I stopped at my Home Depot to purchase a few things..... 

I am a little crazy, and carry the upc label from a 10lb bag in my wallet at all times. 

My local store only carries Kingsford.... 

I went to the service desk and showed them the upc, and wanted to know if they could order it and stock it. 

Here is the summary of what he said. 

He could and would request it from Atlanta, but it would probably do no good. They know more what should be stocked in the stores than what the customer asks for. So, I asked him if I had a bunch of the people that I know email them if it would do any good. He told me that would do more good than him emailing them and asking them. 

So, here it is: 
The upc code number is: 016800228124 
This is the code for the 10lb bags. 

http://www.homedepot.com/prel80/HDUS...D=9876&pos=n54 

Click on the link under stores (store questions and comments). Be sure and give them the upc code, and ask them if they can stock the charcoal for you. If enough people from the same area will do this, I do believe they will stock it. I told them that Lowe's carries RO, but only the briquets, which I do not want, nor will I buy the Kingsford that they stock.... 
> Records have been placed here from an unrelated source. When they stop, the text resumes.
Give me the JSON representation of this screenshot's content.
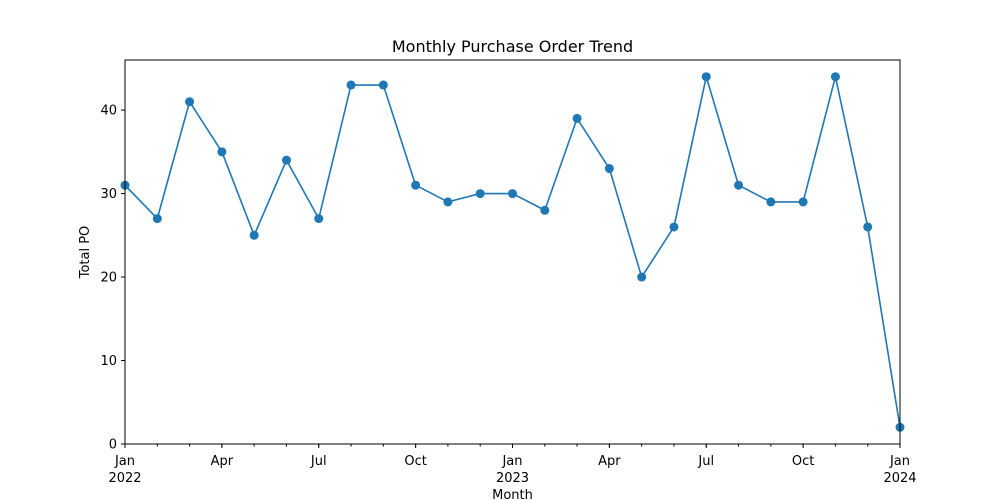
{
  "chart_data": {
    "type": "line",
    "title": "Monthly Purchase Order Trend",
    "xlabel": "Month",
    "ylabel": "Total PO",
    "xlim": [
      "2022-01",
      "2024-01"
    ],
    "ylim": [
      0,
      46
    ],
    "x": [
      "2022-01",
      "2022-02",
      "2022-03",
      "2022-04",
      "2022-05",
      "2022-06",
      "2022-07",
      "2022-08",
      "2022-09",
      "2022-10",
      "2022-11",
      "2022-12",
      "2023-01",
      "2023-02",
      "2023-03",
      "2023-04",
      "2023-05",
      "2023-06",
      "2023-07",
      "2023-08",
      "2023-09",
      "2023-10",
      "2023-11",
      "2023-12",
      "2024-01"
    ],
    "series": [
      {
        "values": [
          31,
          27,
          41,
          35,
          25,
          34,
          27,
          43,
          43,
          31,
          29,
          30,
          30,
          28,
          39,
          33,
          20,
          26,
          44,
          31,
          29,
          29,
          44,
          26,
          2
        ]
      }
    ],
    "yticks": [
      0,
      10,
      20,
      30,
      40
    ],
    "xticks_major": [
      {
        "x": "2022-01",
        "label": "Jan",
        "year": "2022"
      },
      {
        "x": "2022-04",
        "label": "Apr",
        "year": ""
      },
      {
        "x": "2022-07",
        "label": "Jul",
        "year": ""
      },
      {
        "x": "2022-10",
        "label": "Oct",
        "year": ""
      },
      {
        "x": "2023-01",
        "label": "Jan",
        "year": "2023"
      },
      {
        "x": "2023-04",
        "label": "Apr",
        "year": ""
      },
      {
        "x": "2023-07",
        "label": "Jul",
        "year": ""
      },
      {
        "x": "2023-10",
        "label": "Oct",
        "year": ""
      },
      {
        "x": "2024-01",
        "label": "Jan",
        "year": "2024"
      }
    ],
    "grid": false,
    "legend": "none",
    "line_color": "#1f77b4"
  }
}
Be sure and tell them that too.

Bill


----------



## vulcan75001 (Apr 7, 2007)

Bill..
Seems like you should have a better selection of charcoal in your neck of the woods...the home depot here has the royal oak lump...and the wally worlds here also carry the r/o lump...hope the mass e-mail will get things going for ya...


----------



## linescum (Apr 8, 2007)

the waly worlds here carry the 10# bags. I get mine at the local feed store,20# bags, for $1.25 less than 2 tens


----------



## cheech (May 24, 2007)

I believe the store that I found mine at was either Menards or it was the local version of Wal-Mart .. . Meijer


----------